Since the inventory constantly changes, it's best to pop in at least once a week or you might miss the latest ethnic treasure Eyring's managed to round up with a relentlessly unerring eye. All this and your purchases are completely tax-free, too, since the store is a nonprofit enterprise.

More of an art incubator than an art barn, gallery owner Kraig Foote's seven-year-old art space gives talented young artists a commercial outlet that few would otherwise have. Most of the painters, sculptors, potters, woodworkers and glass blowers who show here still store their supplies in lockers and cabinets at local colleges, universities and high schools. But their works are often the artistic equal to those found in neighboring galleries along Scottsdale's art walk. Best of all, Foote's success hasn't lured him away from his original plan. Prices are still low, from $100 to $2,000. And fresh faces and art are always emerging from the gallery's pool of young talent.
Tired of cruising the local bars, cornered by heavily tattooed guys with missing front teeth asking, "Hey baby, what's your sign?" Fed up with meeting chicks with fake body parts?
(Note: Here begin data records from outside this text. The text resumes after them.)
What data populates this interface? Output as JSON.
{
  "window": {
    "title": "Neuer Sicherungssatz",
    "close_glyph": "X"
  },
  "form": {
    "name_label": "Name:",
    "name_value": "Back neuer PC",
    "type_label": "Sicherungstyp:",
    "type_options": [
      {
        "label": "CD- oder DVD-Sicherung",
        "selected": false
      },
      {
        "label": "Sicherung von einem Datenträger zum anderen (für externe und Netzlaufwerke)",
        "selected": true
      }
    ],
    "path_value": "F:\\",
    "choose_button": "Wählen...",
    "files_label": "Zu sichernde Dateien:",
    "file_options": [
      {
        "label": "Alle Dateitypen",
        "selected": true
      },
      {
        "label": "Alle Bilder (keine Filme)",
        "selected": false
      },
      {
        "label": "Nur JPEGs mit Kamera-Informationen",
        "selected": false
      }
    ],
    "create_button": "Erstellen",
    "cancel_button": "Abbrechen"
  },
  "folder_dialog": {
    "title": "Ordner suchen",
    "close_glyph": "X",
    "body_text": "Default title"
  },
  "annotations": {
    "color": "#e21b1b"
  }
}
Invest $15 ($10 if you're a museum member) and buy your way into Phoenix Art Museum's After Hours (okay, so it is sponsored by New Times), a singles soiree open to all comers -- but generally attended by a more refined crowd than those mentioned above -- held the third Thursday of each month at the museum. Billed as "a monthly experience of unique art, unusual music, outrageous dance, cool poetry, performance art, food, drink and more," After Hours provides an artful reprieve from the vapid, soulless, meat-market dating experience many of us have come to know and hate.

Nowhere else (in Phoenix) can you see a drag queen cosmetically transform before your very eyes or see artists caricature guests à la Gidget Goes Hawaiian -- all the while trolling for Mr./Ms. Right.

Get the picture?

Whether you're just getting your feet wet, training for the Ironman Triathlon or an aging veteran of chlorine-soaked, predawn practices as a kid, Sun Devil Masters offers a challenging program with three workouts a day in a world-class, 50-meter outdoor pool. Former Olympians and NCAA champions too numerous to name roam the decks as coaches or ply the crystal-clear water during challenging workouts sure to pop your pulse over 150 beats per minute. Under the direction of former ASU men's coach and Master's National Champion Ron Johnson, swimmers are pushed by an ever-changing yet constantly demanding workout regimen. Knock down two miles in the pool before dinner, and eat all you want.

The season never stops, but is highlighted twice a year by Master's National Championships where swimmers "shave down" to get the ultimate peak performance. The competition is friendly, but intense. Swimmers, take your mark . . .

Admittedly, they may seem woefully out of place in the middle of a Southwestern desert, but the well-manicured, classical Chinese gardens here are the next best thing to being in Beijing. Go past the upturned eaves of the COFCO complex's authentic glazed tile roofs (cleverly fashioned to impale any evil spirits that may dare to enter its portals) and wander along meandering paths lined with weeping willows and bamboo.

A serene water lily pond, artfully punctuated with rushes, papyrus and carved stone sculpture, provides a cool locus for the gardens' Tang dynasty replicas of intimate pagodas and pavilions. Designed for serious star gazing, moon meditating and vista viewing, this is the ideal haunt in which to cool your bound heels when your copy of Bernardo Bertolucci's The Last Emperor finally wears out.